Was ist Camera Tracking?

Eine viel genutzte  Technik in der Filmindustrie ist das Camera Tracking oder generell das Motion Tracking.

Dabei wir die Bewegung der Kamera (oder eines Gegenstands) auf Kamera nachverfolgt, rüchberechnet und dann kann entweder etwas neues in die Aufnahme eingefügt werden oder das Objekt durch ein anderes ersetzt werden. Das geht natürlich mit ultrateueren Profi Filmstudiotools, aber auch mit der Open-ource-Freeware Blender.

Mit dieser habe ich folgendes kreiert:

Komplette Renderzeit 20-24h auf meiner GeForce GT 840M.

Das Drachenmodel ist von 3dhaupt/Dennis Haupt, die Sounds habe ich von Freesound.

Bis auf die Renderzeit war dieses Projekt kein großer Aufwand (~2h mit allem drum und dran).

Und jetzt komme ich schon zum eigentlichen Punkt, den ich in diesem Blogpost ansprechen wollte:

Und zwar habe ich mir so eher die Philosophische Frage gestellt, was könnte ein professioneller Grafikdesigner alles mit diesem Mittel anstellen. Kann Bild überhaupt noch als zuverlässige Quelle angenommen werden?
Ich meine: Inzwischen leider Nein. Es ist immernoch so, dass man oft Fehler finden kann (ich hab nen kleinen Schattenfehler gemacht, wer ihn findet, kann sich gerne mal in den Kommentaren melden), trotzdem ist zumindest für den normalen Beobachter oder Konsumenten heutzutage einfach nicht mehr nachvollziehbar, ob das Bild der realität entspricht oder nicht.
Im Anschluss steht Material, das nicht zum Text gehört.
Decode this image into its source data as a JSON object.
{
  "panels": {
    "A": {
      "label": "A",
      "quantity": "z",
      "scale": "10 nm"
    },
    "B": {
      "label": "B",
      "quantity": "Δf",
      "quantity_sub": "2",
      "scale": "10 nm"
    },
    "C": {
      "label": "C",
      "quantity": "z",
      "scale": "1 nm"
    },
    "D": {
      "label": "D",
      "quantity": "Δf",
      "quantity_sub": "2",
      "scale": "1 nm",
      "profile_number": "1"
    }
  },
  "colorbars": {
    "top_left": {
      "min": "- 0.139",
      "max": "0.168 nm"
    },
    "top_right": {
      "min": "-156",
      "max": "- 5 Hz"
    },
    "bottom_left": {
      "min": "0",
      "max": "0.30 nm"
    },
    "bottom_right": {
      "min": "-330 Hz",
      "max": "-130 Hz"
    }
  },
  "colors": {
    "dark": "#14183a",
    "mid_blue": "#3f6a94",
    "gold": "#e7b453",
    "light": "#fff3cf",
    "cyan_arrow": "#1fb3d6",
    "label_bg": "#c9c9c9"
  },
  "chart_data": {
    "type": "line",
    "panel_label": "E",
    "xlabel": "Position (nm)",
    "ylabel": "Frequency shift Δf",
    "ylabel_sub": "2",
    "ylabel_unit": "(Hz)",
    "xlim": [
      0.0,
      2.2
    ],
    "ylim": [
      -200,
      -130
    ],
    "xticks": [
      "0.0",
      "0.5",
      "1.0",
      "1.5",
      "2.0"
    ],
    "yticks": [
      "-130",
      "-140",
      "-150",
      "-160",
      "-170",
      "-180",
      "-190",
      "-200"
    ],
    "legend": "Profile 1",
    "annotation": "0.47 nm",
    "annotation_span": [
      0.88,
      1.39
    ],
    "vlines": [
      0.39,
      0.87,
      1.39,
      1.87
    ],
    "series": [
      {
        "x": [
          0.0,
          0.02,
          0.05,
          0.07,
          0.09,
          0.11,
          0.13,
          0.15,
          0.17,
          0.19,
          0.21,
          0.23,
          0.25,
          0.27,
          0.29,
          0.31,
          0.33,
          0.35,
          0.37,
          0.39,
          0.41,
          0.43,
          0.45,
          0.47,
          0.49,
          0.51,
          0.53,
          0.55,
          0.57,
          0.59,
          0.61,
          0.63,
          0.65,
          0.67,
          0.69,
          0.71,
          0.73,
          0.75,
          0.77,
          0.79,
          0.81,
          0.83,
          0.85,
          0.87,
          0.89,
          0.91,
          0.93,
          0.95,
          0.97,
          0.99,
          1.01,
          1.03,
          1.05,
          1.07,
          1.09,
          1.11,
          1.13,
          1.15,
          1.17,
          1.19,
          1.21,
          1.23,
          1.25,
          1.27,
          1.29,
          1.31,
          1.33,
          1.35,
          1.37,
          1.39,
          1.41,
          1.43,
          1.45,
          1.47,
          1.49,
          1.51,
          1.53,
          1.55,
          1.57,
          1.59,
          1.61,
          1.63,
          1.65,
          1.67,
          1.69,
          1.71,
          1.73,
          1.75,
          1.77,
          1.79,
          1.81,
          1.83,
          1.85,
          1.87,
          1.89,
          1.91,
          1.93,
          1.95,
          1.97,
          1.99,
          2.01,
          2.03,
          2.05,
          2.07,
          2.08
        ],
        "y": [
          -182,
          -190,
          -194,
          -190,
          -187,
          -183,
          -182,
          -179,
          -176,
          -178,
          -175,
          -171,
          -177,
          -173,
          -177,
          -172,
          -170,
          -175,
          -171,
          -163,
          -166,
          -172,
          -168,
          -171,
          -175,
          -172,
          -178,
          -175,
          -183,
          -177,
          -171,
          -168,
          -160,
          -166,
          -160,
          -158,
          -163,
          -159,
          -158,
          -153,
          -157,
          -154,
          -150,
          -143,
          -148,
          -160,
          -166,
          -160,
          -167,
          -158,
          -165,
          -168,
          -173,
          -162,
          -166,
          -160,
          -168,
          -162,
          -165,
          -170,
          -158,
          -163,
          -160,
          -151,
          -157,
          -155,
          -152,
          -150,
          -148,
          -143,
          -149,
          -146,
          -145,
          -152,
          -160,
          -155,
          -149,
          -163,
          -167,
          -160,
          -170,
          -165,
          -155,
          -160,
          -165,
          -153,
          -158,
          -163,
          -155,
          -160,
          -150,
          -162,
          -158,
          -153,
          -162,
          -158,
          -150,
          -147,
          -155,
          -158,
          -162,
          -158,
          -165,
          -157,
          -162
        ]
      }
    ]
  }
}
Versteht mich nicht falsch, ich will hier niemanden beschuldigen, es ist auch gar niemand schuld an diesem Umstand.
Und trotzdem beängstigt mich dieser.

Vor kurzem ist ein reddit-User in die Medien gekommen, weil er Gesichter von Prominenten Personen (/Frauen) auf Die von Pornodarstellerinnen gemappt hat (einfach mal deepfakes googlen). Und auch dieser Blogpost ist mal wieder ein Beweis dafür, dass Bild und Bewegtbild leider nicht mehr verlässlich sind.

Also denkt mal nach, wenn ihr was im Netz seht.